At Recovery Café Longmont, I guide members in unraveling shame and focusing on self-investment. Throughout this process, I emphasize each person’s inherent worthiness of love, dignity, respect, and healing. Together, we define goals and explore resources, fostering nurturing accountability.
To illustrate a typical workday, I want to share a special interaction I recently had in the Café. At the start of the day, a vibrant woman joined us for the first time inquiring about membership. With an endearingly eccentric demeanor, she carried an air of solitude, yet her eyes revealed a deep longing for connection.
Like many of our members, the woman struggled with maintaining relationships and turned to substances for comfort. She believed that she never truly belonged anywhere. I described membership to Recovery Café as having a group of unlikely friends that belong to each other. We celebrate the wins, provide support for the losses, and navigate life together.
Initially hesitant to engage with the group, we had a one-on-one conversation, sharing painful and joyful moments. This is often the highlight of my day — when someone invites me to join them in an emotional memory so they feel less alone.
We joined the larger group for meditation, announcements, and lunch. My new friend eagerly connected with others, bonding over a love for art. At the end of the day, I offered a hug — a gesture she embraced with the gratitude of someone who has been long deprived of compassion. She hugged a few others and danced out the door with the joy of newfound friendships.

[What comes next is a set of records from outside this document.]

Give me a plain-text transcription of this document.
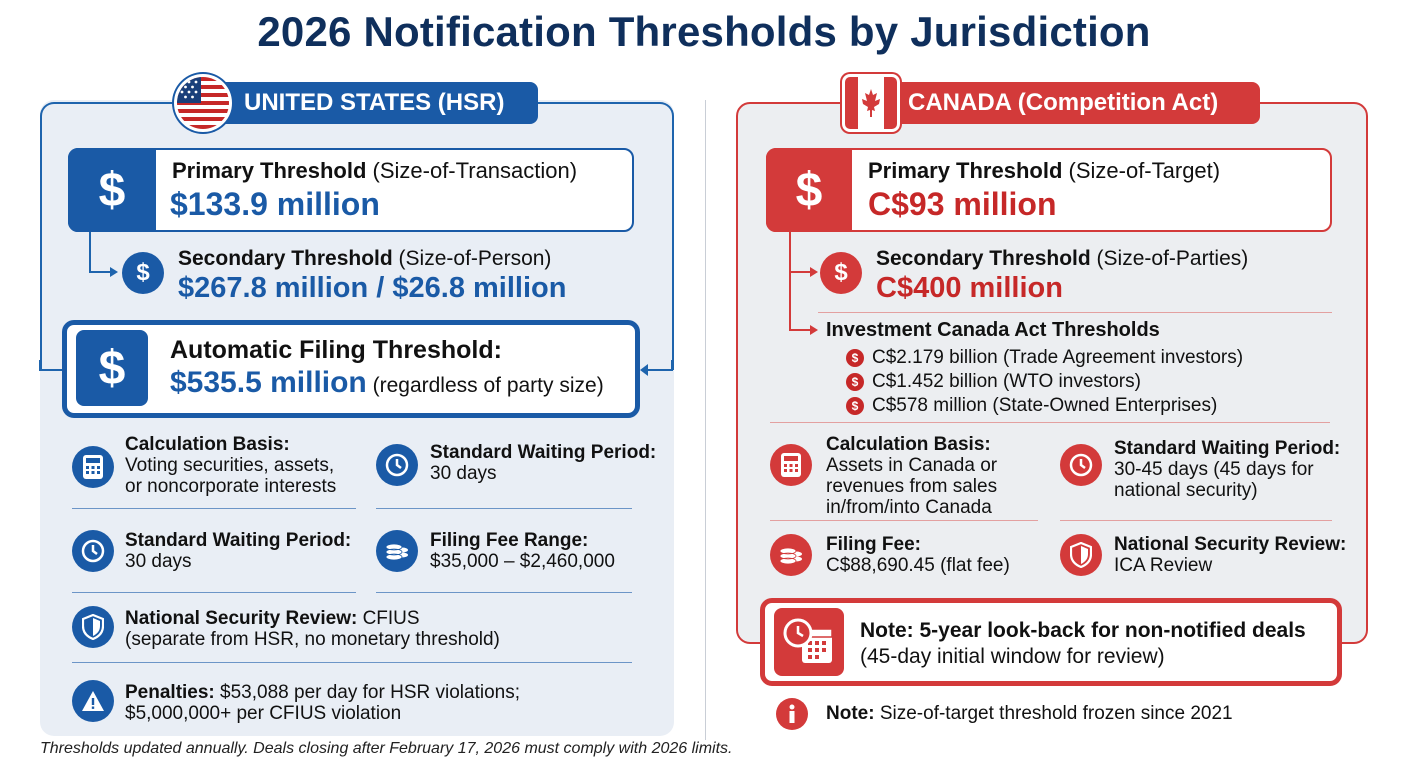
2026 Notification Thresholds by Jurisdiction
UNITED STATES (HSR)
$	Primary Threshold (Size-of-Transaction)
$133.9 million
$
Secondary Threshold (Size-of-Person)
$267.8 million / $26.8 million
$	Automatic Filing Threshold:
$535.5 million (regardless of party size)
Calculation Basis:
Voting securities, assets,
or noncorporate interests
Standard Waiting Period:
30 days
Standard Waiting Period:
30 days
Filing Fee Range:
$35,000 – $2,460,000
National Security Review: CFIUS
(separate from HSR, no monetary threshold)
Penalties: $53,088 per day for HSR violations;
$5,000,000+ per CFIUS violation
CANADA (Competition Act)
$	Primary Threshold (Size-of-Target)
C$93 million
$
Secondary Threshold (Size-of-Parties)
C$400 million
Investment Canada Act Thresholds
$ C$2.179 billion (Trade Agreement investors)
$ C$1.452 billion (WTO investors)
$ C$578 million (State-Owned Enterprises)
Calculation Basis:
Assets in Canada or
revenues from sales
in/from/into Canada
Standard Waiting Period:
30-45 days (45 days for
national security)
Filing Fee:
C$88,690.45 (flat fee)
National Security Review:
ICA Review
Note: 5-year look-back for non-notified deals
(45-day initial window for review)
Note: Size-of-target threshold frozen since 2021
Thresholds updated annually. Deals closing after February 17, 2026 must comply with 2026 limits.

This was the story of one of many individuals I’ve seen reinvigorated for life over a matter of hours because of the power of community. I held space for about 10 members that day, each carrying their own burdens. I was so filled with love for my job that I forgot I had woken up that morning so weighed down by a sudden onset of depression that I contemplated staying in bed all day. This is the magic of peer support. When I am able to get out of my own head and help others, the shared joy frees me from the confines of my mind. Then, I am able to show others how I have become a part of rather than apart from. I keep what I have by giving it away. It’s the gift that keeps on giving.